Nonetheless, the only clearly positive data of the creatine supplementation in human beings are related to the (rare) creatine deficiency syndromes. It seems critical that future studies must establish the best dosage regime to increase brain creatine in a way that can relate to animal studies, provide new ways for creatine to reach the brain, and seek larger experimental groups with biomarkers for prediction of efficacy.
4. Dietary supplement creatine protects against traumatic brain injury.
Creatine, one of the most common food supplements used by individuals at almost every level of athleticism, promote gains in performance, strength, and fat-free mass. Recent experimental findings have demonstrated that creatine affords significant neuroprotection against ischemic and oxidative insults.
The present experiments investigated the possible effect of creatine dietary supplementation on brain tissue damage after experimental traumatic brain injury. Results demonstrate that chronic administration of creatine ameliorated the extent of cortical damage by as much as 36% in mice and 50% in rats.
Protection seems to be related to creatine-induced maintenance of mitochondrial bioenergetics. Mitochondrial membrane potential was significantly increased, intramitochondrial levels of reactive oxygen species and calcium were significantly decreased, and adenosine triphosphate levels were maintained. Induction of mitochondrial permeability transition was significantly inhibited in animals fed creatine. This food supplement may provide clues to the mechanisms responsible for neuronal loss after traumatic brain injury and may find use as a neuroprotective agent against acute and delayed neurodegenerative processes.
5. Creatine protects against excitoxicity in an in vitro model of neurodegeneration.
Creatine has been shown to be neuroprotective in aging, neurodegenerative conditions and brain injury. As a common molecular background, oxidative stress and disturbed cellular energy homeostasis are key aspects in these conditions. Moreover, in a recent report we could demonstrate a life-enhancing and health-promoting potential of creatine in rodents, mainly due to its neuroprotective action. In order to investigate the underlying pharmacology mediating these mainly neuroprotective properties of creatine, cultured primary embryonal hippocampal and cortical cells were challenged with glutamate or H(2)O(2).

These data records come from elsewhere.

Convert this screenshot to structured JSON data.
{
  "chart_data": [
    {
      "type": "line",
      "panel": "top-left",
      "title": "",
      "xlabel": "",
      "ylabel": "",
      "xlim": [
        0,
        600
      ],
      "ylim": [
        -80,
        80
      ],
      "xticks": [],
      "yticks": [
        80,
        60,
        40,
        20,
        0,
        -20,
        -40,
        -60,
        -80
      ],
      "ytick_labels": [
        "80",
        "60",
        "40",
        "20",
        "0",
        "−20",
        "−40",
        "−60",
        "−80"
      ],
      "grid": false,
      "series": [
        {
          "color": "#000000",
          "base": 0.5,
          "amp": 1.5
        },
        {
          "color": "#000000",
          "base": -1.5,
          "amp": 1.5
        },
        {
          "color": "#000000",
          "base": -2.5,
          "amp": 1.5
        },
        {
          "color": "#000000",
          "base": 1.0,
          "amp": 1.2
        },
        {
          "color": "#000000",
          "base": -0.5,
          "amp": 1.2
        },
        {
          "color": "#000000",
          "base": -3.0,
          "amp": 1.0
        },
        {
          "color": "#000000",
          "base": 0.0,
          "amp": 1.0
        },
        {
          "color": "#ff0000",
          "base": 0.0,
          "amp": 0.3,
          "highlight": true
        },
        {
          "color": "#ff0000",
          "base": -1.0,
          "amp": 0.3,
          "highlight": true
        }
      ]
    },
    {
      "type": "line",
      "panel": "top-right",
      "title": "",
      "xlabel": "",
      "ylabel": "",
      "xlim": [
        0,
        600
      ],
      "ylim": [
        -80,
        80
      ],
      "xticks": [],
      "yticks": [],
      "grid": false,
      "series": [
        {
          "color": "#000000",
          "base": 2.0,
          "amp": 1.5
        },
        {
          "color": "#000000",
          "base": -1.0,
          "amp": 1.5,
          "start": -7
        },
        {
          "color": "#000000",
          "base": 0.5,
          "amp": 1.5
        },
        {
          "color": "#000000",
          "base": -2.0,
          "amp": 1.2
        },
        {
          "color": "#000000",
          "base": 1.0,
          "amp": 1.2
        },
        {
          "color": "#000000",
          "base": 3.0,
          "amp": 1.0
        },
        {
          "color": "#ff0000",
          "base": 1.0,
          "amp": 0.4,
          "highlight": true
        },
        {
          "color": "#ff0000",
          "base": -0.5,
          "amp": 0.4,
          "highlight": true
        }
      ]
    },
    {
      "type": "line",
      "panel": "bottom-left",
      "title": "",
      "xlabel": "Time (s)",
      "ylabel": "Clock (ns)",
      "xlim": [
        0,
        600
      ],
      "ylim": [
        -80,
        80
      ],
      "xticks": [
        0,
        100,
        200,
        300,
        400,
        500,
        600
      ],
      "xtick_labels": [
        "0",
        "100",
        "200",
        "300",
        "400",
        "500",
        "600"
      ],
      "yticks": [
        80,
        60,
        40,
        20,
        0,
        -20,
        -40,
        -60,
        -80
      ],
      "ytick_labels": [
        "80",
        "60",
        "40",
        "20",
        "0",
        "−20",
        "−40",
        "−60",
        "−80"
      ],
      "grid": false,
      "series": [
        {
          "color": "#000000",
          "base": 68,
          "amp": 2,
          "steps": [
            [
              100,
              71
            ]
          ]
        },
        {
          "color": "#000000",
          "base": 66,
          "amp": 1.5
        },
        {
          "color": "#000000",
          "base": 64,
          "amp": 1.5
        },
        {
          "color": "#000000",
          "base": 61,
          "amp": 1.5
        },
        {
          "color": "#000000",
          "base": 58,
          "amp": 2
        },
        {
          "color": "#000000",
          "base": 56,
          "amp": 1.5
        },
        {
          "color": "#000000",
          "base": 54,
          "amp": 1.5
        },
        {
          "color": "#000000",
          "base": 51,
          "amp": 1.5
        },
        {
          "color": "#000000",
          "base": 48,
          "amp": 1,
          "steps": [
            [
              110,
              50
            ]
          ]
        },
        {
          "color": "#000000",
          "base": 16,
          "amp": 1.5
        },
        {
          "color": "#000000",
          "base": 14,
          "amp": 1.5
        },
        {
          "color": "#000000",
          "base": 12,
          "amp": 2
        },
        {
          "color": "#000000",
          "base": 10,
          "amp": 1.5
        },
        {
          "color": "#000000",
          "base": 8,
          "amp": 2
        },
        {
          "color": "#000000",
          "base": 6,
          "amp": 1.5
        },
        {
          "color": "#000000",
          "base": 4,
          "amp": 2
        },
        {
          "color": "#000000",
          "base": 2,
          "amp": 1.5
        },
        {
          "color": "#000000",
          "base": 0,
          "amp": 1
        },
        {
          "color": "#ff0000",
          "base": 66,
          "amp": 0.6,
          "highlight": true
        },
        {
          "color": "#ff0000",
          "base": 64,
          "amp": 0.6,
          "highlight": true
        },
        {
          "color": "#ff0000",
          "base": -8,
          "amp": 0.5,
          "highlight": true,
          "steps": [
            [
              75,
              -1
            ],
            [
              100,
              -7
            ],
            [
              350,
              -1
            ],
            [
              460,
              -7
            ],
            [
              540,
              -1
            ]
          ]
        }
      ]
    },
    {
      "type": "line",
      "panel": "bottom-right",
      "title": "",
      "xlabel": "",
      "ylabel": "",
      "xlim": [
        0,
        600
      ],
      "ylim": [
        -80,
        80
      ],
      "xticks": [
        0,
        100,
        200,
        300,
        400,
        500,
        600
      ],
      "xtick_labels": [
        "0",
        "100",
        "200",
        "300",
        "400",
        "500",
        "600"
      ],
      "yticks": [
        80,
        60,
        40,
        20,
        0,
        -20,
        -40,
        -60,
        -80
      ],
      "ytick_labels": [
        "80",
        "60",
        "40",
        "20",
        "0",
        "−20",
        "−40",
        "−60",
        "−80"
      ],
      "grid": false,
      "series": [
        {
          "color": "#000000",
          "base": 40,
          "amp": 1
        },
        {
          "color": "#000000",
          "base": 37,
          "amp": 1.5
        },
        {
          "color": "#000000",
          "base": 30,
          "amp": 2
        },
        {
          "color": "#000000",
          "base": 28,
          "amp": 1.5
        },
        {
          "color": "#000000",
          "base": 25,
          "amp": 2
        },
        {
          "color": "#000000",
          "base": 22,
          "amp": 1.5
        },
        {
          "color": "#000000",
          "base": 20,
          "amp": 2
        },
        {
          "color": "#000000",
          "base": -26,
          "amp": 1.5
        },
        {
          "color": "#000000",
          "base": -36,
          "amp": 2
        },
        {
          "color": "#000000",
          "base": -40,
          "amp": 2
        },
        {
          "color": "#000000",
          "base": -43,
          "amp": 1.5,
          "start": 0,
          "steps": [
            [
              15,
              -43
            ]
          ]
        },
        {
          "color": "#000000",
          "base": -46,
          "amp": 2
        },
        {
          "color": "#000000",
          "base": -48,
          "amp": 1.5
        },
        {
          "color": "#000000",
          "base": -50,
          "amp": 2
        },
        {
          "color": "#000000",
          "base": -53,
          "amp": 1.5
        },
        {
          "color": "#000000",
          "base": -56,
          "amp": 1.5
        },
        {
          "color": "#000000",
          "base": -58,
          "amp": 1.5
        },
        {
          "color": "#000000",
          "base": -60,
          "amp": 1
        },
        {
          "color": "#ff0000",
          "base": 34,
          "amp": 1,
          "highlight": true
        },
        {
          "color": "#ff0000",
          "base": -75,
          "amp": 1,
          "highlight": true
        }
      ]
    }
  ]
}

In good agreement with our in vivo data, creatine mediated a direct effect on the bioenergetic balance, leading to an enhanced cellular energy charge, thereby acting as a neuroprotectant. Moreover, creatine effectively antagonized the H(2)O(2)-induced ATP depletion and the excitotoxic response towards glutamate, while not directly acting as an antioxidant. Additionally, creatine mediated a direct inhibitory action on the NMDA receptor-mediated calcium response, which initiates the excitotoxic cascade. Even excessive concentrations of creatine had no neurotoxic effects, so that high-dose creatine supplementation as a health-promoting agent in specific pathological situations or as a primary prophylactic compound in risk populations seems feasible. In conclusion, we were able to demonstrate that the protective potential of creatine was primarily mediated by its impact on cellular energy metabolism and NMDA receptor function, along with reduced glutamate spillover, oxidative stress and subsequent excitotoxicity.